My question is about deducting the home care costs for Mom's 24/7 coverage. Upon discharge from a rehab facility(2 years ago) after the brain injury in April, 2014, the facility doctors said my Mom needed 24-hour care permanently, and told us a residential care home was their recommendation. We looked at about 10 residential care homes and could not find one that seemed like a good place for Mom, so the rehab Discharge Coordinator said they would instead discharge her to her home as long as we ensured she would have 24-hour caregivers at home daily.
Without in-home, round-the-clock care, Mom would not remember to take her medications and would be likely to have another health crisis as a result. Though the caregivers are not nurses, they do provide critical assistance throughout every day. For the first year they were in her home, her fall risk was high and she needed assistance walking with her walker constantly. She has improved a little but is still considered a high fall risk due to the 2014 brain bleed. The caregivers also check her BP and pulse 3 times/day and do withhold doses of two of her regular medications if either of those readings are too low. They also call me, her daughter, or 911, if either her BP or pulse rates increase to certain levels and she has any additional symptoms of weakness, numbness, chest pain, or feels very sick.
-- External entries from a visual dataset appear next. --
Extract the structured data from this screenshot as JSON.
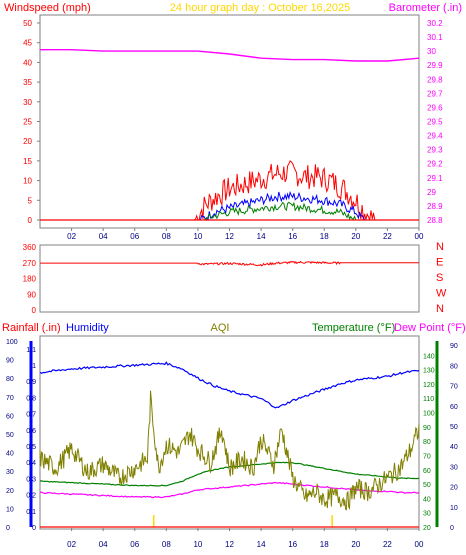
{
  "header": {
    "left_title": "Windspeed (mph)",
    "center_title": "24 hour graph day : October 16,2025",
    "right_title": "Barometer (.in)"
  },
  "colors": {
    "background": "#ffffff",
    "frame": "#808080",
    "windspeed": "#ff0000",
    "wind_avg": "#0000ff",
    "wind_low": "#008000",
    "barometer": "#ff00ff",
    "direction": "#ff0000",
    "rainfall": "#ff0000",
    "humidity": "#0000ff",
    "aqi": "#808000",
    "temperature": "#008000",
    "dewpoint": "#ff00ff",
    "rain_marker": "#ffd700"
  },
  "chart_data": [
    {
      "id": "wind_barometer",
      "type": "line",
      "title": "24 hour graph day : October 16,2025",
      "ylabel": "Windspeed (mph)",
      "y2label": "Barometer (.in)",
      "ylim": [
        0,
        50
      ],
      "y2lim": [
        28.8,
        30.2
      ],
      "y_ticks": [
        0,
        5,
        10,
        15,
        20,
        25,
        30,
        35,
        40,
        45,
        50
      ],
      "y2_ticks": [
        "28.8",
        "28.9",
        "29",
        "29.1",
        "29.2",
        "29.3",
        "29.4",
        "29.5",
        "29.6",
        "29.7",
        "29.8",
        "29.9",
        "30",
        "30.1",
        "30.2"
      ],
      "x_ticks": [
        "02",
        "04",
        "06",
        "08",
        "10",
        "12",
        "14",
        "16",
        "18",
        "20",
        "22",
        "00"
      ],
      "series": [
        {
          "key": "gust",
          "x": [
            0,
            9.8,
            10.5,
            11.2,
            12,
            12.8,
            13.6,
            14.4,
            15.2,
            16,
            16.8,
            17.6,
            18.4,
            19.2,
            20,
            20.6,
            21.2,
            24
          ],
          "values": [
            0,
            0,
            4,
            6,
            8,
            9,
            10,
            11,
            12,
            12,
            11,
            11,
            10,
            8,
            5,
            2,
            0,
            0
          ]
        },
        {
          "key": "avg",
          "x": [
            0,
            10.2,
            11,
            12,
            13,
            14,
            15,
            16,
            17,
            18,
            19,
            20,
            20.5,
            24
          ],
          "values": [
            0,
            0,
            2,
            3,
            4,
            5,
            6,
            6,
            5.5,
            5,
            4,
            2,
            0,
            0
          ]
        },
        {
          "key": "low",
          "x": [
            0,
            10.4,
            11,
            12,
            13,
            14,
            15,
            16,
            17,
            18,
            19,
            20,
            24
          ],
          "values": [
            0,
            0,
            1,
            2,
            2.5,
            3,
            3.5,
            3.5,
            3,
            2.5,
            2,
            0,
            0
          ]
        },
        {
          "key": "barometer",
          "x": [
            0,
            2,
            4,
            6,
            8,
            10,
            12,
            14,
            16,
            18,
            20,
            22,
            24
          ],
          "values": [
            30.01,
            30.01,
            30.0,
            30.0,
            30.0,
            30.0,
            29.98,
            29.95,
            29.94,
            29.94,
            29.93,
            29.93,
            29.95
          ]
        }
      ]
    },
    {
      "id": "wind_direction",
      "type": "line",
      "y_ticks": [
        0,
        90,
        180,
        270,
        360
      ],
      "ylim": [
        0,
        360
      ],
      "y_direction_labels": [
        "N",
        "W",
        "S",
        "E",
        "N"
      ],
      "x": [
        0,
        2,
        4,
        6,
        8,
        9.9,
        10.3,
        12,
        13,
        14,
        15,
        16,
        17,
        18,
        19,
        20,
        22,
        24
      ],
      "values": [
        268,
        268,
        268,
        268,
        268,
        268,
        262,
        266,
        262,
        258,
        268,
        272,
        272,
        270,
        268,
        268,
        270,
        270
      ]
    },
    {
      "id": "rain_humidity_aqi_temp",
      "type": "line",
      "top_labels": {
        "rainfall": "Rainfall (.in)",
        "humidity": "Humidity",
        "aqi": "AQI",
        "temperature": "Temperature (°F)",
        "dewpoint": "Dew Point (°F)"
      },
      "humidity_ticks": [
        0,
        10,
        20,
        30,
        40,
        50,
        60,
        70,
        80,
        90,
        100
      ],
      "rain_ticks": [
        "0",
        "0.1",
        "0.2",
        "0.3",
        "0.4",
        "0.5",
        "0.6",
        "0.7",
        "0.8",
        "0.9",
        "1",
        "1.1"
      ],
      "temp_ticks": [
        20,
        30,
        40,
        50,
        60,
        70,
        80,
        90,
        100,
        110,
        120,
        130,
        140
      ],
      "aqi_ticks": [
        0,
        10,
        20,
        30,
        40,
        50,
        60,
        70,
        80,
        90
      ],
      "x_ticks": [
        "02",
        "04",
        "06",
        "08",
        "10",
        "12",
        "14",
        "16",
        "18",
        "20",
        "22",
        "00"
      ],
      "humidity": {
        "x": [
          0,
          2,
          4,
          6,
          8,
          9,
          10,
          11,
          12,
          13,
          14,
          15,
          16,
          17,
          18,
          19,
          20,
          21,
          22,
          23,
          24
        ],
        "values": [
          83,
          85,
          86,
          87,
          88,
          85,
          80,
          76,
          73,
          71,
          69,
          64,
          68,
          71,
          74,
          77,
          79,
          80,
          81,
          83,
          84
        ]
      },
      "temperature_F": {
        "x": [
          0,
          2,
          4,
          6,
          8,
          9,
          10,
          11,
          12,
          13,
          14,
          15,
          16,
          17,
          18,
          19,
          20,
          21,
          22,
          23,
          24
        ],
        "values": [
          52,
          51,
          50,
          49,
          49,
          52,
          57,
          60,
          62,
          63,
          64,
          65,
          65,
          63,
          61,
          59,
          57,
          56,
          55,
          54,
          54
        ]
      },
      "dewpoint_F": {
        "x": [
          0,
          2,
          4,
          6,
          8,
          9,
          10,
          11,
          12,
          13,
          14,
          15,
          16,
          17,
          18,
          19,
          20,
          21,
          22,
          23,
          24
        ],
        "values": [
          44,
          43,
          42,
          41,
          41,
          43,
          46,
          47,
          48,
          49,
          50,
          51,
          50,
          49,
          48,
          47,
          46,
          45,
          45,
          44,
          44
        ]
      },
      "aqi": {
        "x": [
          0,
          1,
          2,
          3,
          4,
          5,
          6,
          6.8,
          7,
          7.5,
          8,
          8.8,
          9.5,
          10,
          10.8,
          11.5,
          12,
          12.8,
          13.5,
          14,
          14.8,
          15.3,
          16,
          16.8,
          17.5,
          18,
          18.8,
          19.5,
          20,
          20.8,
          21.5,
          22,
          22.8,
          23.5,
          24
        ],
        "values": [
          35,
          30,
          40,
          28,
          32,
          25,
          30,
          35,
          65,
          30,
          42,
          38,
          48,
          40,
          33,
          50,
          30,
          35,
          30,
          45,
          32,
          50,
          25,
          15,
          18,
          14,
          16,
          13,
          20,
          18,
          22,
          25,
          30,
          40,
          50
        ]
      },
      "rain_events_x": [
        7.2,
        18.5
      ]
    }
  ]
}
I believe the full amount of Mom's care giving costs fall in the category of medical deductions for the IRS, because of the medical necessity voiced by her neurologist and GP for the last few years, especially since the brain bleed in April 2014. And in light of the need for this high level of care voiced by her rehab doctors at discharge. 24/7 care in-home is a substantial expense, so I would like to know what I would need to verify that these costs are medically necessary under IRS rules.